Ondřej Surý (Ondřej Surý), Director of DNS Engineering at ISC, former creator of the CZ.NIC Labs, developing the Knot DNS server, summed up the results of experiments on using large language models to analyze, correct and modernize the code base BIND 9 DNS servers, prototyping new projects, and preparing student teaching materials. My impressions of using AI were that large language models are well suited for quickly creating prototypes, understanding unfamiliar code and automating simple routine tasks, but when used to solve large problems it is doubtful that they save time, since a lot of time is spent on setting the problem, studying and checking the result, as well as subsequent refinement.
In the first experiment, the AI assistant Claude Code was tasked with detecting problems in the code base of the BIND DNS server 9, focusing on security issues and code modernization. Not one of the proposed fixes was accepted into the codebase, as Claude generated technically correct but practically useless code. For example, problems noted were reserved identifiers and potential integer overflows that were prevented by the compiler and did not require correction. The experiment was considered a waste of time.

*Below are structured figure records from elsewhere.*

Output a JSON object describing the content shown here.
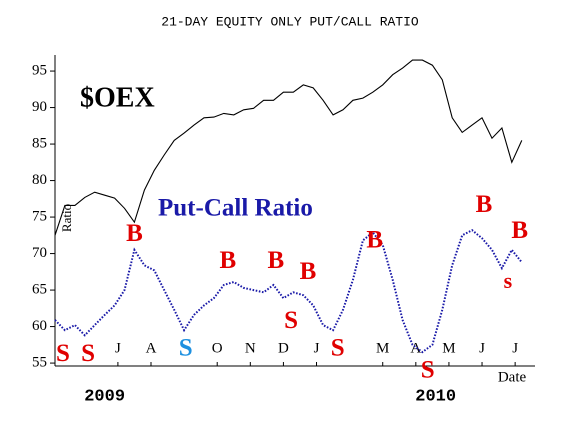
{
  "chart_data": {
    "type": "line",
    "title": "21-DAY EQUITY ONLY PUT/CALL RATIO",
    "ylabel": "Ratio",
    "xlabel": "Date",
    "ylim": [
      54.6,
      97.2
    ],
    "yticks": [
      55,
      60,
      65,
      70,
      75,
      80,
      85,
      90,
      95
    ],
    "xlim": [
      0.6,
      15.1
    ],
    "xticks": [
      {
        "value": 2.5,
        "label": "J"
      },
      {
        "value": 3.5,
        "label": "A"
      },
      {
        "value": 5.5,
        "label": "O"
      },
      {
        "value": 6.5,
        "label": "N"
      },
      {
        "value": 7.5,
        "label": "D"
      },
      {
        "value": 8.5,
        "label": "J"
      },
      {
        "value": 10.5,
        "label": "M"
      },
      {
        "value": 11.5,
        "label": "A"
      },
      {
        "value": 12.5,
        "label": "M"
      },
      {
        "value": 13.5,
        "label": "J"
      },
      {
        "value": 14.5,
        "label": "J"
      }
    ],
    "years": [
      {
        "value": 2.1,
        "label": "2009"
      },
      {
        "value": 12.1,
        "label": "2010"
      }
    ],
    "x": [
      0.6,
      0.9,
      1.2,
      1.5,
      1.8,
      2.1,
      2.4,
      2.7,
      3.0,
      3.3,
      3.6,
      3.9,
      4.2,
      4.5,
      4.8,
      5.1,
      5.4,
      5.7,
      6.0,
      6.3,
      6.6,
      6.9,
      7.2,
      7.5,
      7.8,
      8.1,
      8.4,
      8.7,
      9.0,
      9.3,
      9.6,
      9.9,
      10.2,
      10.5,
      10.8,
      11.1,
      11.4,
      11.7,
      12.0,
      12.3,
      12.6,
      12.9,
      13.2,
      13.5,
      13.8,
      14.1,
      14.4,
      14.7
    ],
    "series": [
      {
        "name": "$OEX",
        "color": "#000000",
        "style": "solid",
        "values": [
          72.5,
          76.6,
          76.6,
          77.7,
          78.4,
          78.0,
          77.6,
          76.2,
          74.3,
          78.7,
          81.4,
          83.5,
          85.5,
          86.5,
          87.6,
          88.6,
          88.7,
          89.2,
          89.0,
          89.7,
          89.9,
          91.0,
          91.0,
          92.1,
          92.1,
          93.1,
          92.7,
          91.0,
          89.0,
          89.7,
          91.0,
          91.3,
          92.1,
          93.1,
          94.5,
          95.4,
          96.5,
          96.5,
          95.8,
          93.8,
          88.6,
          86.6,
          87.6,
          88.6,
          85.8,
          87.2,
          82.5,
          85.5
        ]
      },
      {
        "name": "Put-Call Ratio",
        "color": "#1a1aa8",
        "style": "dotted",
        "values": [
          60.9,
          59.5,
          60.2,
          58.8,
          60.2,
          61.6,
          62.9,
          65.0,
          70.5,
          68.4,
          67.7,
          65.0,
          62.3,
          59.5,
          61.6,
          62.9,
          63.9,
          65.7,
          66.1,
          65.3,
          65.0,
          64.7,
          65.7,
          63.9,
          64.7,
          64.3,
          62.9,
          60.2,
          59.5,
          62.3,
          66.4,
          71.8,
          72.9,
          71.2,
          66.4,
          60.9,
          57.5,
          56.5,
          57.5,
          62.3,
          68.4,
          72.5,
          73.2,
          72.1,
          70.5,
          68.0,
          70.5,
          68.8
        ]
      }
    ],
    "annotations": [
      {
        "label": "S",
        "x": 0.84,
        "y": 56.1,
        "color": "#e00000"
      },
      {
        "label": "S",
        "x": 1.6,
        "y": 56.1,
        "color": "#e00000"
      },
      {
        "label": "B",
        "x": 3.0,
        "y": 72.5,
        "color": "#e00000"
      },
      {
        "label": "S",
        "x": 4.55,
        "y": 56.8,
        "color": "#1e90e0"
      },
      {
        "label": "B",
        "x": 5.82,
        "y": 68.8,
        "color": "#e00000"
      },
      {
        "label": "B",
        "x": 7.27,
        "y": 68.8,
        "color": "#e00000"
      },
      {
        "label": "S",
        "x": 7.73,
        "y": 60.6,
        "color": "#e00000"
      },
      {
        "label": "B",
        "x": 8.24,
        "y": 67.3,
        "color": "#e00000"
      },
      {
        "label": "S",
        "x": 9.14,
        "y": 56.8,
        "color": "#e00000"
      },
      {
        "label": "B",
        "x": 10.26,
        "y": 71.6,
        "color": "#e00000"
      },
      {
        "label": "S",
        "x": 11.86,
        "y": 53.8,
        "color": "#e00000"
      },
      {
        "label": "B",
        "x": 13.56,
        "y": 76.5,
        "color": "#e00000"
      },
      {
        "label": "s",
        "x": 14.28,
        "y": 66.0,
        "color": "#e00000"
      },
      {
        "label": "B",
        "x": 14.64,
        "y": 72.9,
        "color": "#e00000"
      }
    ]
  }
}
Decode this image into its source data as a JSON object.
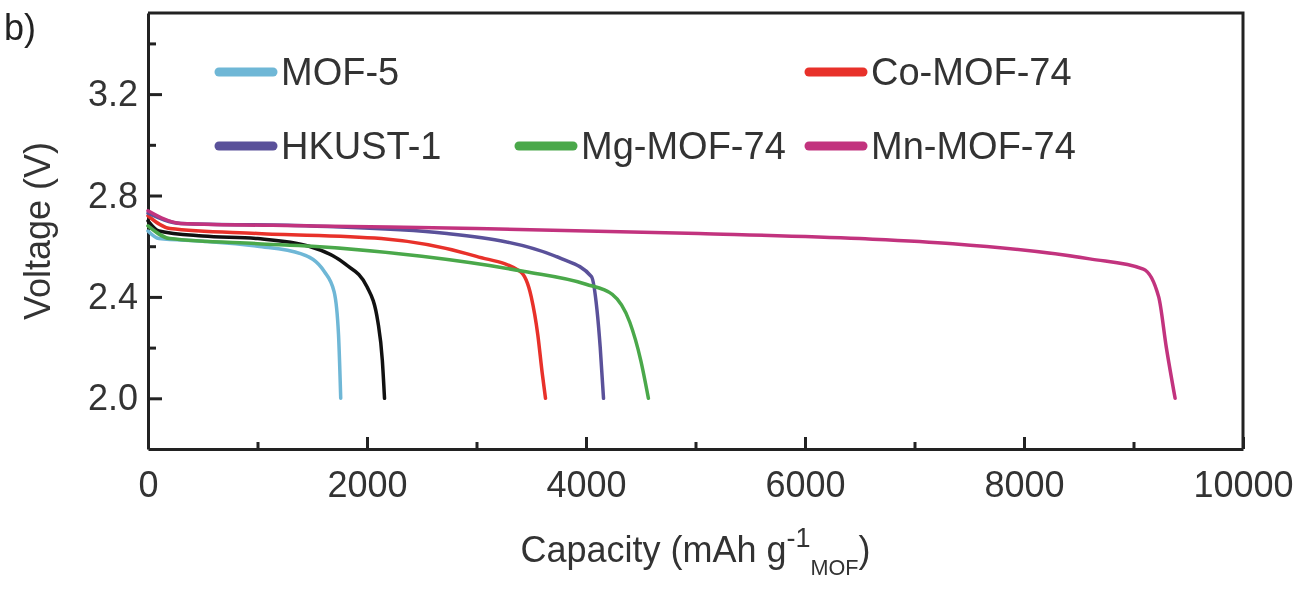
{
  "chart_data": {
    "type": "line",
    "xlabel": "Capacity (mAh g$^{-1}$$_{MOF}$)",
    "ylabel": "Voltage (V)",
    "annotations": [
      "b)"
    ],
    "xlim": [
      0,
      10000
    ],
    "xticks": [
      0,
      {
        "value": 1000,
        "label": null
      },
      2000,
      {
        "value": 3000,
        "label": null
      },
      4000,
      {
        "value": 5000,
        "label": null
      },
      6000,
      {
        "value": 7000,
        "label": null
      },
      8000,
      {
        "value": 9000,
        "label": null
      },
      10000
    ],
    "ylim": [
      1.8,
      3.52
    ],
    "yticks": [
      {
        "value": 2.0,
        "label": "2.0"
      },
      {
        "value": 2.2,
        "label": null
      },
      2.4,
      {
        "value": 2.6,
        "label": null
      },
      2.8,
      {
        "value": 3.0,
        "label": null
      },
      3.2,
      {
        "value": 3.4,
        "label": null
      }
    ],
    "grid": false,
    "legend": "top",
    "marker": "none",
    "line_style": "solid",
    "series": [
      {
        "name": "MOF-5",
        "color": "#6fb7d6",
        "x": [
          0,
          100,
          500,
          1000,
          1400,
          1610,
          1700,
          1740,
          1760
        ],
        "values": [
          2.66,
          2.63,
          2.62,
          2.6,
          2.57,
          2.5,
          2.42,
          2.25,
          2.0
        ]
      },
      {
        "color": "#111111",
        "x": [
          0,
          100,
          500,
          1000,
          1470,
          1800,
          2000,
          2100,
          2140,
          2160
        ],
        "values": [
          2.7,
          2.66,
          2.64,
          2.63,
          2.6,
          2.53,
          2.44,
          2.3,
          2.15,
          2.0
        ]
      },
      {
        "name": "Co-MOF-74",
        "color": "#e8312a",
        "x": [
          0,
          200,
          1000,
          2130,
          3000,
          3400,
          3500,
          3560,
          3600,
          3630
        ],
        "values": [
          2.72,
          2.67,
          2.65,
          2.63,
          2.56,
          2.5,
          2.4,
          2.25,
          2.1,
          2.0
        ]
      },
      {
        "name": "HKUST-1",
        "color": "#5a519a",
        "x": [
          0,
          300,
          1500,
          2730,
          3780,
          4050,
          4100,
          4130,
          4160
        ],
        "values": [
          2.73,
          2.69,
          2.68,
          2.65,
          2.55,
          2.48,
          2.35,
          2.2,
          2.0
        ]
      },
      {
        "name": "Mg-MOF-74",
        "color": "#4aa84a",
        "x": [
          0,
          200,
          1000,
          1500,
          2500,
          3440,
          4000,
          4240,
          4400,
          4500,
          4570
        ],
        "values": [
          2.68,
          2.63,
          2.61,
          2.6,
          2.56,
          2.5,
          2.45,
          2.41,
          2.3,
          2.15,
          2.0
        ]
      },
      {
        "name": "Mn-MOF-74",
        "color": "#c2337e",
        "x": [
          0,
          300,
          1500,
          3000,
          5030,
          6500,
          7350,
          8600,
          9090,
          9230,
          9300,
          9380
        ],
        "values": [
          2.74,
          2.69,
          2.68,
          2.67,
          2.65,
          2.63,
          2.61,
          2.55,
          2.51,
          2.4,
          2.2,
          2.0
        ]
      }
    ]
  }
}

In the second experiment, Ondrej asked Claude to write a telemetry system that integrates with different packages and minimizes metadata leaks. Claude Code prepared prototypes of the client and server, but without a proper understanding of the environment and the problems that arise during testing. Additionally, Google Gemini and ChatGPT were used for testing, and each AI model found errors as a result of the work of other models.

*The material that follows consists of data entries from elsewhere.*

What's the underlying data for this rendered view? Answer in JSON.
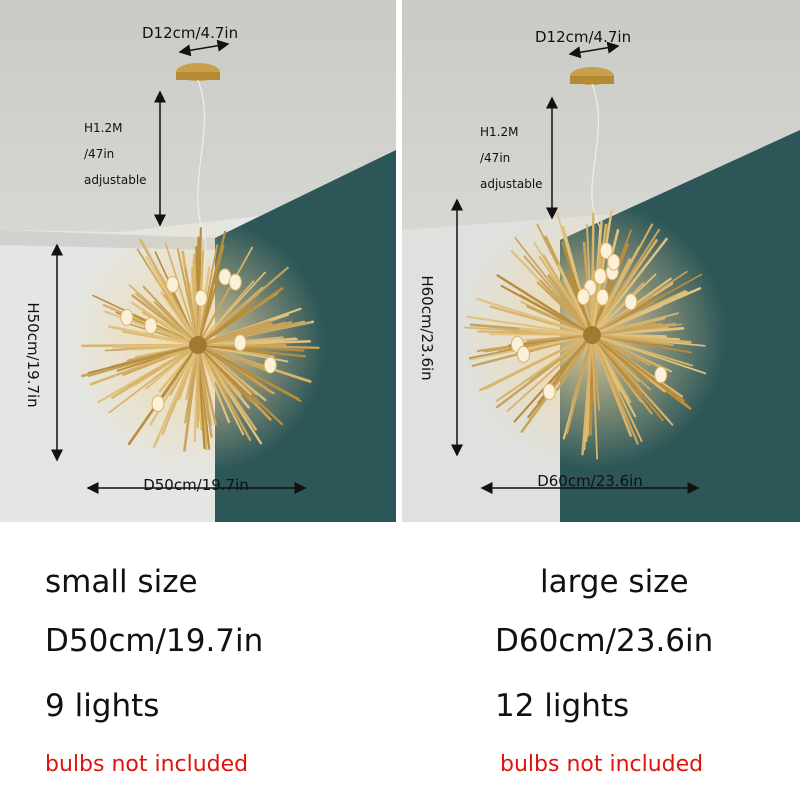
{
  "panels": [
    {
      "canopy_label": "D12cm/4.7in",
      "cord_label": [
        "H1.2M",
        "/47in",
        "adjustable"
      ],
      "height_label": "H50cm/19.7in",
      "diameter_label": "D50cm/19.7in"
    },
    {
      "canopy_label": "D12cm/4.7in",
      "cord_label": [
        "H1.2M",
        "/47in",
        "adjustable"
      ],
      "height_label": "H60cm/23.6in",
      "diameter_label": "D60cm/23.6in"
    }
  ],
  "captions": [
    {
      "size": "small size",
      "diameter": "D50cm/19.7in",
      "lights": "9 lights",
      "note": "bulbs not included"
    },
    {
      "size": "large size",
      "diameter": "D60cm/23.6in",
      "lights": "12 lights",
      "note": "bulbs not included"
    }
  ]
}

The method was suitable for quickly creating a prototype, but Ondřej noted that when working, he felt like the secretary of a robot overlord. Getting a prototype out quickly was encouraging at first, but in the end it felt like the entire AI development process took longer than manually writing code from scratch. A lot of time was spent analyzing the solution proposed by AI, checking for meaningless changes and reworking – the prototype had to be redone, since the quality of the code after AI turned out to be mediocre and the code included a large number of repeated structures.